Pinochet, arrestato a Londra nel 1998 su richiesta di un giudice spagnolo con l'accusa di crimini contro l'umanità, ha passato sedici mesi agli arresti domiciliari in attesa di una possibile estradizione in Spagna. La detenzione temporanea del generale ha portato alla ribalta, per la prima volta in decenni, questioni irrisolte. Nel marzo del 2000 il governo britannico gli ha permesso di tornare in patria, dove una corte d'appello ha stabilito che non poteva affrontare un processo causa infermità mentale.

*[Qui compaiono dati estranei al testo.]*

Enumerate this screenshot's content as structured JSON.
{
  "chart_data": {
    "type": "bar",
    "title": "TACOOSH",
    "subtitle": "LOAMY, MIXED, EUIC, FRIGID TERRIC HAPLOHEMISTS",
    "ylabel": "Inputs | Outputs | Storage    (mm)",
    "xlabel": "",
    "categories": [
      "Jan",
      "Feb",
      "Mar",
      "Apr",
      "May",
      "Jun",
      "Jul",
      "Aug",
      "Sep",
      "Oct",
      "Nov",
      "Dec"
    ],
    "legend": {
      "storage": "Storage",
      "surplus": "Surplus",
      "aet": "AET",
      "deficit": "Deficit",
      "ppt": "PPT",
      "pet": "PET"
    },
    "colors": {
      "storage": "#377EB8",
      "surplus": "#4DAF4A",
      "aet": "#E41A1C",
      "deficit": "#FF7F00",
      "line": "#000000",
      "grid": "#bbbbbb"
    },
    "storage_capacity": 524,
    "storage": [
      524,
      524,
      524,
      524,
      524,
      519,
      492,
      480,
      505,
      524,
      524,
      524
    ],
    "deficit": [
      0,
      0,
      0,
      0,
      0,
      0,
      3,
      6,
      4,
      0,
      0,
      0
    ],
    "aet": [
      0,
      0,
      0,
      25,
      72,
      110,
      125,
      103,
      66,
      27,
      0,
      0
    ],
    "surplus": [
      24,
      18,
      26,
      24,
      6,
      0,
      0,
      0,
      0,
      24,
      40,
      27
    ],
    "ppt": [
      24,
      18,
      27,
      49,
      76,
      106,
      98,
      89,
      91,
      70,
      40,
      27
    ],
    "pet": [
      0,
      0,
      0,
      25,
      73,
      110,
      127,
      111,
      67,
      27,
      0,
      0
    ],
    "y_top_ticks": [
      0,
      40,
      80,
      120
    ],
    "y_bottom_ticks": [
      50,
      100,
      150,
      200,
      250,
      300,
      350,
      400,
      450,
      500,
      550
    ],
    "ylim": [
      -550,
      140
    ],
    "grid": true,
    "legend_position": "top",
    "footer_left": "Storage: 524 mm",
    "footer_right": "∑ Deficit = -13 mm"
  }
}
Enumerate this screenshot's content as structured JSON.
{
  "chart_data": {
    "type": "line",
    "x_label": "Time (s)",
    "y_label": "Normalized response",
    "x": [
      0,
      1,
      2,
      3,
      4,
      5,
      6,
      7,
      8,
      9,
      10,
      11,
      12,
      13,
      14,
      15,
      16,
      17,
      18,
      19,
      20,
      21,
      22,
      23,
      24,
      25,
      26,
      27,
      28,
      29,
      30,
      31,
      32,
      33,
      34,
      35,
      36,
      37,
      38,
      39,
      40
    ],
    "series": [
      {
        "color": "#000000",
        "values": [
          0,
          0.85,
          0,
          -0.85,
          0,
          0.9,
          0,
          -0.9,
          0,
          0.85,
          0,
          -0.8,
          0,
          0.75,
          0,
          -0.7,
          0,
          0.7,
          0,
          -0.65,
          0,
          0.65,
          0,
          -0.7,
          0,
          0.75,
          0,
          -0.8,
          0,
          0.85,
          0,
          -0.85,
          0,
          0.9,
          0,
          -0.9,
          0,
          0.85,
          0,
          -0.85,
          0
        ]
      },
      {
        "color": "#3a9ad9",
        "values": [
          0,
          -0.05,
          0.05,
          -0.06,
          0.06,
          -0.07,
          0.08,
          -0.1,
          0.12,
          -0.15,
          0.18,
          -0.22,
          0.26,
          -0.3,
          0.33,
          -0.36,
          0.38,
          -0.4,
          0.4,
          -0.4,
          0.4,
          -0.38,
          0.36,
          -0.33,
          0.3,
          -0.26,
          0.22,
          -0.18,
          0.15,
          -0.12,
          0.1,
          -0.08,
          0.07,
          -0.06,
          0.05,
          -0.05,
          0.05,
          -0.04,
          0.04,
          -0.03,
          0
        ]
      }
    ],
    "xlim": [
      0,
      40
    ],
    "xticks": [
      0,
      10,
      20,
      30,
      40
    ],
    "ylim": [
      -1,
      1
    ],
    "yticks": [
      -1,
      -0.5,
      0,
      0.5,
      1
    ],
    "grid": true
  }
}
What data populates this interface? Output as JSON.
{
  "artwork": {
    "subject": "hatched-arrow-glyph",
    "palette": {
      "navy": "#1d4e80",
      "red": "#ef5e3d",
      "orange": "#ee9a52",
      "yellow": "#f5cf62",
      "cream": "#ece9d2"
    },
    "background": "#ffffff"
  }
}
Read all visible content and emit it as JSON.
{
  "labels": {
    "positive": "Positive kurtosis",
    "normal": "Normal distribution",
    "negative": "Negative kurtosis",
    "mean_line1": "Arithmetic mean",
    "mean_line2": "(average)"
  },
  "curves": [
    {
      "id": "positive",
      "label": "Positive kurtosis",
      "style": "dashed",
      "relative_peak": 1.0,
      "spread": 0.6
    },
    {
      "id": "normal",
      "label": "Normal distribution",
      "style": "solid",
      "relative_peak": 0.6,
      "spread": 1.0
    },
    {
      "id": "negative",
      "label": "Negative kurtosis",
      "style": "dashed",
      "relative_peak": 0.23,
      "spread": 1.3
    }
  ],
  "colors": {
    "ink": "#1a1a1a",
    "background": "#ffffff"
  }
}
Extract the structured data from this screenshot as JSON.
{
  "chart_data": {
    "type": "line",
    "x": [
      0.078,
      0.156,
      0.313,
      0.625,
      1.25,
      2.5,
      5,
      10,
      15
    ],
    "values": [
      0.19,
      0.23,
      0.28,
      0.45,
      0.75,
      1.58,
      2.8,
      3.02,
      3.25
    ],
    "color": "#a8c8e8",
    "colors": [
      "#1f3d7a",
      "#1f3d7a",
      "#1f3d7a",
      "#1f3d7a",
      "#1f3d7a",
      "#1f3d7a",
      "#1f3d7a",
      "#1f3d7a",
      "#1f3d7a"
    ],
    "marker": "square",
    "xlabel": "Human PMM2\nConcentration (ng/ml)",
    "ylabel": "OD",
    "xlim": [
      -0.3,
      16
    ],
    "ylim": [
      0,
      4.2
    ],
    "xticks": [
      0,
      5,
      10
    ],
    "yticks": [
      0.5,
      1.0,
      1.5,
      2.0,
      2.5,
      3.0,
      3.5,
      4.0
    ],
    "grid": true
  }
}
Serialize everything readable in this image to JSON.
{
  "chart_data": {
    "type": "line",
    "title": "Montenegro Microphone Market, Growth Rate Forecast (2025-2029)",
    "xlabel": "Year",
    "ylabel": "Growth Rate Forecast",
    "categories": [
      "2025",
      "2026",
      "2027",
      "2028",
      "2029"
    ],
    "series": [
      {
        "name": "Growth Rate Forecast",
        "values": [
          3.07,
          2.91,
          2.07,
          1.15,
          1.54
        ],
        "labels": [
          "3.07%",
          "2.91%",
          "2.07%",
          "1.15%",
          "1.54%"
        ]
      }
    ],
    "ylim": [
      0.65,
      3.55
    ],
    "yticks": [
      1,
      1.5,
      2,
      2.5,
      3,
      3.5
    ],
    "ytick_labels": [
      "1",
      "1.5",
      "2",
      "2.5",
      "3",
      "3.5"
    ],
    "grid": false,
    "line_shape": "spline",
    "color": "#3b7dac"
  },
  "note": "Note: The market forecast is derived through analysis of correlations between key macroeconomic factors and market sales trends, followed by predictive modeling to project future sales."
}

Il ricorso contro la decisione di sospendere il processo è stato respinto nel luglio del 2001. In seguito, qualsiasi processo in cui Pinochet fosse implicato veniva cassato a causa delle sue cattive condizioni fisiche e mentali, che tuttavia non gli impedivano di viaggiare anche nei luoghi più remoti del Paese, protetto dalla scorta, per far propaganda alle forze politiche che continuano a sostenerlo. Pinochet è morto nel 2006.
Nel 2005 Michelle Bachelet viene eletta presidentessa del Cile, avendo sconfitto al secondo turno delle presidenziali (con il 53,5% dei voti) il conservatore Sebastián Piñera. Michelle Bachelet si è impegnata a essere il presidente di tutti i cileni, a diffondere un sistema politico basato sulla partecipazione e ad assicurare maggiori garanzie sociali a tutti i cittadini. Nelle elezioni del 2010 il Cile manda in pensione il centro-sinistra della "Concertacion" e si affida a Sebastian Piñera, l’uomo della nuova destra del Paese, imprenditore di successo. Esce sconfitto dal ballottaggio Eduardo Frei, l’ex presidente democristiano. La coalizione tra socialisti, democristiani e radicali, che aveva sempre vinto le presidenziali dal 1989, è riuscita in questi vent’anni a gestire, con successo, la delicata transizione del paese dall’autoritarismo di Pinochet alla democrazia. La destra, invece, era dal lontano 1958 che non vinceva una regolare elezione. Le elezioni del 2017 sono state vinte nuovamente da Sebastián Piñera del Rinnovamento Nazionale, che ha sconfitto Alejandro Guillier del Partito Radicale Social Democratico.